What is structured commodity finance?
Structured commodity finance (SCF) is a sophisticated commodity-based financing technique, specifically designed for commodity producers and trading companies doing business in the developing markets. Introduced in the early 1990s, SCF continues to play an important role, providing liquidity management and risk mitigation for the production, purchase and sale of raw, semi-refined or semi-processed materials. SCF funding solutions include a variety of pre-export finance, toll finance, counter-trade finance, and others. SCF can be applied across part or all of the commodity trade value chain: from producer to distributor to processor, and of course, the physical traders who buy and deliver commodities in the international and domestic markets. SCF financing is primarily based on performance risk and as such is particularly well suited for companies doing business in what are considered higher risk markets and industries.
Understanding performance risk
Unlike traditional financing which looks to the flow of funds and the sources of the money, SCF looks to the flow of the goods and their origins – with repayment realized from the export and sale of commodities in hard currency countries. In other words, the lender’s risk assessment is primarily related to the company’s ability to perform – to produce and deliver commodities, even under unstable or uncertain political and financial circumstances. Hence the term ‘performance risk’.
By focusing on the individual transaction structure and the company’s performance capability, as opposed to their balance sheet, SCF provides an alternative and cost effective financing tool to companies in the commodity arena, and to commodity producers and trading companies doing business in the developing markets. The value-added of SCF solutions is their built-in ability to provide maximum security to all the parties to a transaction – producer, trader and lender – essentially by converting payment and sovereign risk into performance risk.
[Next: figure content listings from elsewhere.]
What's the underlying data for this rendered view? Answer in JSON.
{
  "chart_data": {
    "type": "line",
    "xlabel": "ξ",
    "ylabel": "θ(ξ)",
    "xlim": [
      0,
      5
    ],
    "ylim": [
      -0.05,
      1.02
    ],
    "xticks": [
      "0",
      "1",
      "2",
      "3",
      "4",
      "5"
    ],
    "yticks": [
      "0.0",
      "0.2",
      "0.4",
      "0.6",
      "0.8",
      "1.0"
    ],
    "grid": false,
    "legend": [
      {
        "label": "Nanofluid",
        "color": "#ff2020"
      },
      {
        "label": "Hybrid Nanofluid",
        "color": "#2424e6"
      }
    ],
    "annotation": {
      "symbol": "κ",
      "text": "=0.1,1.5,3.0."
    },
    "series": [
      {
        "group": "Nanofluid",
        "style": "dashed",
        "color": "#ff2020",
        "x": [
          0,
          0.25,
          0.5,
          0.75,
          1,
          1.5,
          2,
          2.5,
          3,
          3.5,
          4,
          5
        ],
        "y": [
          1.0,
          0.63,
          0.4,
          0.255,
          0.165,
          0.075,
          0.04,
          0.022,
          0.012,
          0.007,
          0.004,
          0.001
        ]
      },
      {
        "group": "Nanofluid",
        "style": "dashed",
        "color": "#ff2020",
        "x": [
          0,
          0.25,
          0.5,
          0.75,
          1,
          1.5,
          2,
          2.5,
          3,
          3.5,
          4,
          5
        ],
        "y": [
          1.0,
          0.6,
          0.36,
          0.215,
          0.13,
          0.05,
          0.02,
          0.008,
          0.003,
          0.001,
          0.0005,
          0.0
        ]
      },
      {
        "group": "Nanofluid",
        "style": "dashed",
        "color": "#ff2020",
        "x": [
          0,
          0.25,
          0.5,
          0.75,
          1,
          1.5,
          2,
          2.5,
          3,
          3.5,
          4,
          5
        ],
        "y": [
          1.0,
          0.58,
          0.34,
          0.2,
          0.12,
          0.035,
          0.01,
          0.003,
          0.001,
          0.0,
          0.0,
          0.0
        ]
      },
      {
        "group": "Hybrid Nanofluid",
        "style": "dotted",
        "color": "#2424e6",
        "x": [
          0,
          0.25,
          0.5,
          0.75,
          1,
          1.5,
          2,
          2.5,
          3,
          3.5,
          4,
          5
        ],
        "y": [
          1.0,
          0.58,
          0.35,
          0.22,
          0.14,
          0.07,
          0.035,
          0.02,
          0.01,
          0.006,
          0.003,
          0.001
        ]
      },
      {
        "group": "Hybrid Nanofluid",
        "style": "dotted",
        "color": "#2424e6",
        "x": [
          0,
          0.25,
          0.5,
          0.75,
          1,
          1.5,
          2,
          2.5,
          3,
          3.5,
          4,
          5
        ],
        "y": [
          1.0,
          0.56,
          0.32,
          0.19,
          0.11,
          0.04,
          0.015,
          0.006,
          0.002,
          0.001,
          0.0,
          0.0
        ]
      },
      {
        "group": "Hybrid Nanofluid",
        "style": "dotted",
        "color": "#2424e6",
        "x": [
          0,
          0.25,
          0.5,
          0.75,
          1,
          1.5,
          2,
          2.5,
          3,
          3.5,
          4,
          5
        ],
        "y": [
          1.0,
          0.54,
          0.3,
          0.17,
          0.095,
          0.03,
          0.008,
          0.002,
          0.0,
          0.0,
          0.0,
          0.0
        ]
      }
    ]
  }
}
Evaluating performance risk
By combining a pragmatic approach to performance risk with extensive country and industry knowledge, a good commodity finance bank should be able to design individual structures for each commodity financing opportunity. Due diligence should entail a series of onsite visits to the producer, often involving third party experts such as engineers and industry specialists in order to accurately assess the company’s ability in three critical areas:
Technical ability to produce or distribute the commodity, in terms of physical conditions, capacity and management.
Financial ability, in terms of generating current assets in order to meet payroll, acquire necessary supplies and maintain plant and equipment
Legal ability to enforce the contract, regarding the right of the lender to realize repayment in a hard currency country at the time of delivery
Who are the players?
A wide range of companies stands to benefit from SCF programs, including local producers, international and regional trading companies and financial institutions.
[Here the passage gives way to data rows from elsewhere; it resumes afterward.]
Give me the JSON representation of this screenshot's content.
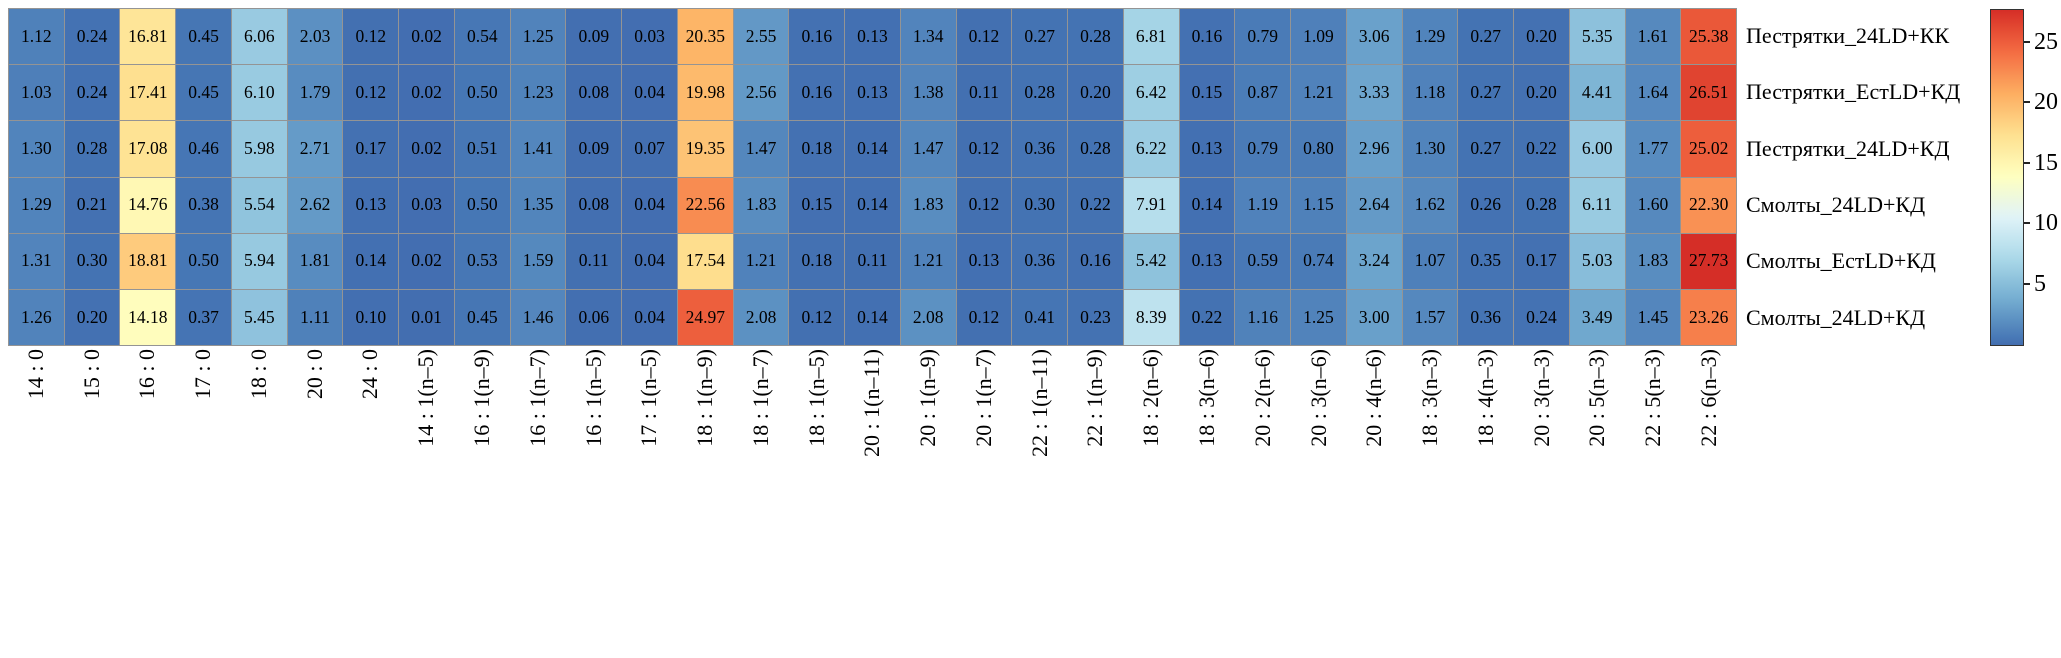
{
  "chart_data": {
    "type": "heatmap",
    "title": "",
    "x_tick_labels": [
      "14 : 0",
      "15 : 0",
      "16 : 0",
      "17 : 0",
      "18 : 0",
      "20 : 0",
      "24 : 0",
      "14 : 1(n–5)",
      "16 : 1(n–9)",
      "16 : 1(n–7)",
      "16 : 1(n–5)",
      "17 : 1(n–5)",
      "18 : 1(n–9)",
      "18 : 1(n–7)",
      "18 : 1(n–5)",
      "20 : 1(n–11)",
      "20 : 1(n–9)",
      "20 : 1(n–7)",
      "22 : 1(n–11)",
      "22 : 1(n–9)",
      "18 : 2(n–6)",
      "18 : 3(n–6)",
      "20 : 2(n–6)",
      "20 : 3(n–6)",
      "20 : 4(n–6)",
      "18 : 3(n–3)",
      "18 : 4(n–3)",
      "20 : 3(n–3)",
      "20 : 5(n–3)",
      "22 : 5(n–3)",
      "22 : 6(n–3)"
    ],
    "y_tick_labels": [
      "Пестрятки_24LD+КК",
      "Пестрятки_ЕстLD+КД",
      "Пестрятки_24LD+КД",
      "Смолты_24LD+КД",
      "Смолты_ЕстLD+КД",
      "Смолты_24LD+КД"
    ],
    "values": [
      [
        1.12,
        0.24,
        16.81,
        0.45,
        6.06,
        2.03,
        0.12,
        0.02,
        0.54,
        1.25,
        0.09,
        0.03,
        20.35,
        2.55,
        0.16,
        0.13,
        1.34,
        0.12,
        0.27,
        0.28,
        6.81,
        0.16,
        0.79,
        1.09,
        3.06,
        1.29,
        0.27,
        0.2,
        5.35,
        1.61,
        25.38
      ],
      [
        1.03,
        0.24,
        17.41,
        0.45,
        6.1,
        1.79,
        0.12,
        0.02,
        0.5,
        1.23,
        0.08,
        0.04,
        19.98,
        2.56,
        0.16,
        0.13,
        1.38,
        0.11,
        0.28,
        0.2,
        6.42,
        0.15,
        0.87,
        1.21,
        3.33,
        1.18,
        0.27,
        0.2,
        4.41,
        1.64,
        26.51
      ],
      [
        1.3,
        0.28,
        17.08,
        0.46,
        5.98,
        2.71,
        0.17,
        0.02,
        0.51,
        1.41,
        0.09,
        0.07,
        19.35,
        1.47,
        0.18,
        0.14,
        1.47,
        0.12,
        0.36,
        0.28,
        6.22,
        0.13,
        0.79,
        0.8,
        2.96,
        1.3,
        0.27,
        0.22,
        6.0,
        1.77,
        25.02
      ],
      [
        1.29,
        0.21,
        14.76,
        0.38,
        5.54,
        2.62,
        0.13,
        0.03,
        0.5,
        1.35,
        0.08,
        0.04,
        22.56,
        1.83,
        0.15,
        0.14,
        1.83,
        0.12,
        0.3,
        0.22,
        7.91,
        0.14,
        1.19,
        1.15,
        2.64,
        1.62,
        0.26,
        0.28,
        6.11,
        1.6,
        22.3
      ],
      [
        1.31,
        0.3,
        18.81,
        0.5,
        5.94,
        1.81,
        0.14,
        0.02,
        0.53,
        1.59,
        0.11,
        0.04,
        17.54,
        1.21,
        0.18,
        0.11,
        1.21,
        0.13,
        0.36,
        0.16,
        5.42,
        0.13,
        0.59,
        0.74,
        3.24,
        1.07,
        0.35,
        0.17,
        5.03,
        1.83,
        27.73
      ],
      [
        1.26,
        0.2,
        14.18,
        0.37,
        5.45,
        1.11,
        0.1,
        0.01,
        0.45,
        1.46,
        0.06,
        0.04,
        24.97,
        2.08,
        0.12,
        0.14,
        2.08,
        0.12,
        0.41,
        0.23,
        8.39,
        0.22,
        1.16,
        1.25,
        3.0,
        1.57,
        0.36,
        0.24,
        3.49,
        1.45,
        23.26
      ]
    ],
    "value_format": "2-decimal",
    "colorbar": {
      "orientation": "vertical",
      "ticks": [
        25,
        20,
        15,
        10,
        5
      ]
    },
    "colormap": {
      "name": "RdYlBu_r",
      "anchors_low_to_high": [
        "#313695",
        "#4575b4",
        "#74add1",
        "#abd9e9",
        "#e0f3f8",
        "#ffffbf",
        "#fee090",
        "#fdae61",
        "#f46d43",
        "#d73027",
        "#a50026"
      ]
    },
    "grid_line_color": "#949494",
    "text_color": "#000000"
  }
}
Local producers: The primary beneficiaries of SCF liquidity management are local producers of commodities in the developing markets, who are provided working capital for purchase of raw materials, specialized or additional equipment, or other essentials for producing and delivering on a given contract.
International and regional trading companies: There is a vast group of these companies doing business in the developing markets that would benefit from pre-export financing. With SCF risk mitigation, companies that source all their raw materials in a single country, for example, or from a single provider are able to lay off some of their risk on the lender. Here a trading company may want to accommodate a commodity producer with an advance payment in order to ensure a steady flow, but fears exposure to a certain company, industry or country. When mitigated with SCF, advance payment financing enhances the ability for the trading company to do business – without an unnecessary increase in market, commodity and political risk.
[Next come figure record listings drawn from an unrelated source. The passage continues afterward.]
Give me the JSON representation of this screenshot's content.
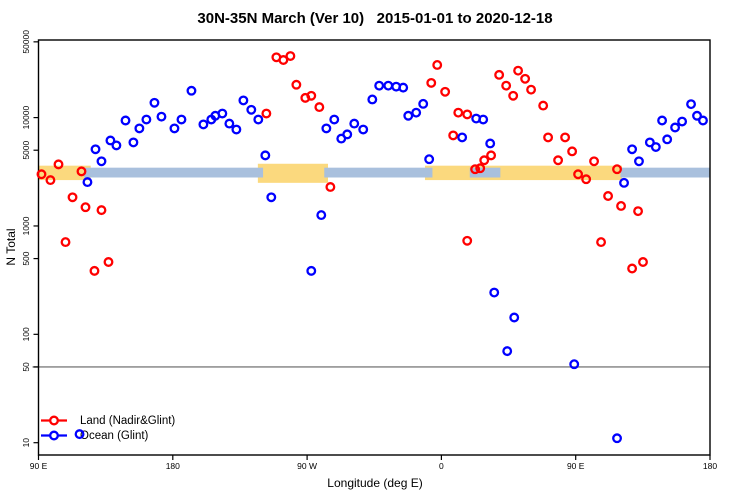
{
  "title": "30N-35N March (Ver 10)   2015-01-01 to 2020-12-18",
  "chart_data": {
    "type": "scatter",
    "title": "30N-35N March (Ver 10)   2015-01-01 to 2020-12-18",
    "x_axis": {
      "label": "Longitude (deg E)",
      "note": "wrapped longitude axis reading 90E, 180, 90W, 0, 90E, 180; stored as unwrapped degrees 90-540",
      "range_deg": [
        90,
        540
      ],
      "ticks": [
        {
          "deg": 90,
          "label": "90 E"
        },
        {
          "deg": 180,
          "label": "180"
        },
        {
          "deg": 270,
          "label": "90 W"
        },
        {
          "deg": 360,
          "label": "0"
        },
        {
          "deg": 450,
          "label": "90 E"
        },
        {
          "deg": 540,
          "label": "180"
        }
      ]
    },
    "y_axis": {
      "label": "N Total",
      "scale": "log",
      "range": [
        7.7,
        52000
      ],
      "ticks": [
        {
          "v": 10,
          "label": "10"
        },
        {
          "v": 50,
          "label": "50"
        },
        {
          "v": 100,
          "label": "100"
        },
        {
          "v": 500,
          "label": "500"
        },
        {
          "v": 1000,
          "label": "1000"
        },
        {
          "v": 5000,
          "label": "5000"
        },
        {
          "v": 10000,
          "label": "10000"
        },
        {
          "v": 50000,
          "label": "50000"
        }
      ]
    },
    "grid": "off",
    "legend_position": "bottom-left-inside",
    "reference_line": {
      "y": 50,
      "color": "#7f7f7f"
    },
    "bands": {
      "yellow_color": "#FBD97E",
      "blue_color": "#A9C0DD",
      "yellow": [
        {
          "deg": [
            90,
            125
          ],
          "n": [
            2650,
            3600
          ]
        },
        {
          "deg": [
            237,
            284
          ],
          "n": [
            2500,
            3750
          ]
        },
        {
          "deg": [
            349,
            481
          ],
          "n": [
            2650,
            3600
          ]
        }
      ],
      "blue": [
        {
          "deg": [
            120.5,
            240.5
          ],
          "n": [
            2800,
            3450
          ]
        },
        {
          "deg": [
            281.5,
            354
          ],
          "n": [
            2800,
            3450
          ]
        },
        {
          "deg": [
            379,
            399.5
          ],
          "n": [
            2800,
            3450
          ]
        },
        {
          "deg": [
            480,
            540
          ],
          "n": [
            2800,
            3450
          ]
        }
      ]
    },
    "series": [
      {
        "name": "Land (Nadir&Glint)",
        "color": "#FF0000",
        "marker": "open-circle",
        "points": [
          [
            103.4,
            3700
          ],
          [
            92,
            3000
          ],
          [
            98,
            2650
          ],
          [
            118.8,
            3190
          ],
          [
            112.8,
            1840
          ],
          [
            121.5,
            1490
          ],
          [
            132.2,
            1400
          ],
          [
            108.1,
            710
          ],
          [
            136.9,
            465
          ],
          [
            127.5,
            385
          ],
          [
            249.4,
            36000
          ],
          [
            254.1,
            34000
          ],
          [
            258.8,
            37000
          ],
          [
            262.8,
            20100
          ],
          [
            268.8,
            15200
          ],
          [
            272.8,
            15900
          ],
          [
            278.2,
            12500
          ],
          [
            242.7,
            10900
          ],
          [
            285.6,
            2290
          ],
          [
            357.2,
            30600
          ],
          [
            353.2,
            20900
          ],
          [
            362.5,
            17300
          ],
          [
            371.3,
            11100
          ],
          [
            377.3,
            10700
          ],
          [
            367.9,
            6850
          ],
          [
            382.6,
            3340
          ],
          [
            386,
            3410
          ],
          [
            388.7,
            4040
          ],
          [
            393.3,
            4480
          ],
          [
            398.7,
            24800
          ],
          [
            403.4,
            19700
          ],
          [
            408.1,
            15900
          ],
          [
            411.4,
            27100
          ],
          [
            416.1,
            22800
          ],
          [
            420.1,
            18100
          ],
          [
            428.2,
            12900
          ],
          [
            377.3,
            730
          ],
          [
            431.5,
            6560
          ],
          [
            442.9,
            6560
          ],
          [
            447.6,
            4880
          ],
          [
            438.2,
            4040
          ],
          [
            462.3,
            3950
          ],
          [
            451.6,
            3000
          ],
          [
            457,
            2700
          ],
          [
            477.7,
            3340
          ],
          [
            471.7,
            1890
          ],
          [
            480.4,
            1530
          ],
          [
            491.8,
            1370
          ],
          [
            467,
            710
          ],
          [
            487.8,
            405
          ],
          [
            495.1,
            465
          ]
        ]
      },
      {
        "name": "Ocean (Glint)",
        "color": "#0000FF",
        "marker": "open-circle",
        "points": [
          [
            192.5,
            17700
          ],
          [
            167.7,
            13700
          ],
          [
            148.3,
            9400
          ],
          [
            172.4,
            10200
          ],
          [
            162.3,
            9600
          ],
          [
            181.1,
            7950
          ],
          [
            185.8,
            9600
          ],
          [
            200.5,
            8650
          ],
          [
            157.6,
            7950
          ],
          [
            153.6,
            5900
          ],
          [
            138.2,
            6150
          ],
          [
            142.2,
            5540
          ],
          [
            128.2,
            5100
          ],
          [
            132.2,
            3950
          ],
          [
            122.8,
            2540
          ],
          [
            227.3,
            14400
          ],
          [
            232.6,
            11800
          ],
          [
            237.3,
            9600
          ],
          [
            213.2,
            10900
          ],
          [
            208.5,
            10400
          ],
          [
            205.8,
            9600
          ],
          [
            217.9,
            8800
          ],
          [
            222.6,
            7760
          ],
          [
            242,
            4480
          ],
          [
            246,
            1840
          ],
          [
            279.5,
            1260
          ],
          [
            272.8,
            385
          ],
          [
            282.9,
            7950
          ],
          [
            288.2,
            9600
          ],
          [
            292.9,
            6400
          ],
          [
            296.9,
            7000
          ],
          [
            301.6,
            8800
          ],
          [
            307.6,
            7760
          ],
          [
            313.7,
            14700
          ],
          [
            318.3,
            19700
          ],
          [
            324.4,
            19700
          ],
          [
            329.7,
            19300
          ],
          [
            334.4,
            18900
          ],
          [
            337.8,
            10400
          ],
          [
            343.1,
            11100
          ],
          [
            347.8,
            13400
          ],
          [
            351.8,
            4130
          ],
          [
            373.9,
            6560
          ],
          [
            383.3,
            9800
          ],
          [
            388,
            9600
          ],
          [
            392.7,
            5770
          ],
          [
            395.4,
            243
          ],
          [
            408.8,
            143
          ],
          [
            404.1,
            70
          ],
          [
            449,
            53
          ],
          [
            477.7,
            11
          ],
          [
            117.5,
            12
          ],
          [
            527.3,
            13300
          ],
          [
            531.3,
            10400
          ],
          [
            535.3,
            9400
          ],
          [
            521.3,
            9200
          ],
          [
            507.9,
            9400
          ],
          [
            516.6,
            8100
          ],
          [
            511.3,
            6300
          ],
          [
            499.7,
            5900
          ],
          [
            503.7,
            5350
          ],
          [
            487.8,
            5100
          ],
          [
            492.4,
            3950
          ],
          [
            482.4,
            2500
          ]
        ]
      }
    ]
  }
}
Financial institutions: For the lenders, SCF presents an opportunity to add desirable new customers and expand into markets that are simply not accessible through traditional channels. Furthermore, a comparison of SCF financing in developing markets, versus traditional methods, quickly reveals that repayment by an offshore off-taker, rather than by the borrower, has historically proven to be a more effective tool against payment risk. In fact, SCF stipulations for physical evidence of the ability to perform, confirmed by special expertise as well as country and commodity knowledge and full legal documentation, often add up to transaction credit ratings that are actually higher than individual corporate and country ratings.
Why SCF is important in Asia
Today in Asia, the need for financing is more critical than ever before. Although trade flows and commodity prices continue to increase, local financial institutions often are unable to take on the additional credit risks. As result, local commodity producers and even multinationals who are active in this region often find themselves unable to obtain financing. In China alone, there are many companies in the commodity producing business who do not have access to the capital markets. With structured commodity finance gaining in popularity, companies and traders in the commodity producing industry can have access to a whole range of alternative financing solutions, with a single, overriding goal – to provide assistance in markets where conventional methods fail.